The second option is to abandon any hope of a clinical-friendly modelling tool, and bite the bullet by adopting UML. This is the IT centric solution. But if you’re going to do this, do it is simply as possible. No fancy stereotypes. In fact, no enforcing of a reference model (it’s the reference model that complicates everything). Given the fragility of the UML tools (i.e. total lack of interoperability between tools), CIMI should ban anything other than classes, attributes, and associations. No stereotypes, no properties, no profiles. That’d mean a lot of missing functionality – but we’d just have to live that and work around it.

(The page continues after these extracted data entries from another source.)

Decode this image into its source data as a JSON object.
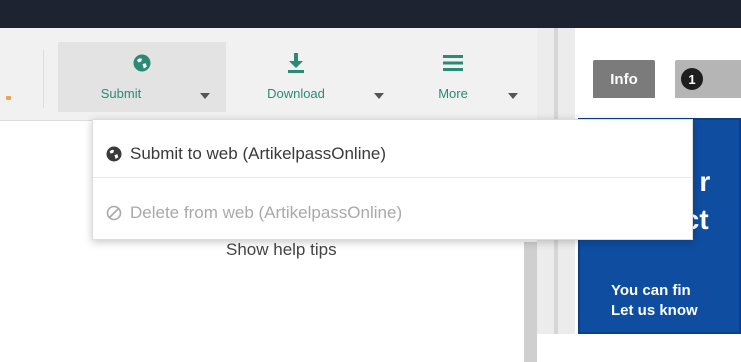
{
  "toolbar": {
    "submit_label": "Submit",
    "download_label": "Download",
    "more_label": "More"
  },
  "dropdown": {
    "items": [
      {
        "label": "Submit to web (ArtikelpassOnline)",
        "icon": "globe-icon",
        "enabled": true
      },
      {
        "label": "Delete from web (ArtikelpassOnline)",
        "icon": "prohibited-icon",
        "enabled": false
      }
    ]
  },
  "main": {
    "help_tips_label": "Show help tips"
  },
  "right_panel": {
    "tab_info": "Info",
    "tab_badge": "1",
    "banner_heading_line1": "e r",
    "banner_heading_line2": "ict",
    "banner_text_line1": "You can fin",
    "banner_text_line2": "Let us know"
  },
  "colors": {
    "accent": "#2a8a75",
    "topbar": "#1d2331",
    "banner": "#0e4da0"
  }
}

The real price of this isn’t that UML isn’t clinical-friendly, it’s the reference model. Given the cost of creating a reference model, and the fact the existing reference models aren’t created to be used in such a brutally simplistic way, this approach involves abandoning a serious reference model – and that’s exactly what some of the participants want, not understanding what it is that a reference model achieves.

Hybrid Models

From the beginning, CIMI has wanted to explore the auto-generation of multiple formats – CDA templates, v2, openEHR, java, xml, etc. Java, various forms of XML - that makes perfect sense. But the others? I spend quite a bit of time converting models and/or instances between the CDA, v2, and openEHR worlds, and they’re not just alternative syntaxes – they have completely different ways of understanding the world (or not, for v2). Real human input is required to effect these transforms. In the end, any auto-generation facility would become a transparent syntax conversion layer, and the CIMI models would have to contain the expression of the model in each of the target formalisms. It’s hard enough to model against one paradigm, let alone all 3 (or more). Whatever CIMI produced from this path would be a methodology that very few uber-experts could make use of. This isn’t an option.

Neither of the two choices are really palatable choices. But what other practical choices exist? CIMI is at a crossroads – it needs to pick something that will work.

p.s. Actually, several people have pointed out to me that FHIR might be a logical choice for CIMI – but FHIR’s got the slight problem that it doesn’t actually exist yet, so I’m not going push that forward for CIMI. Yet.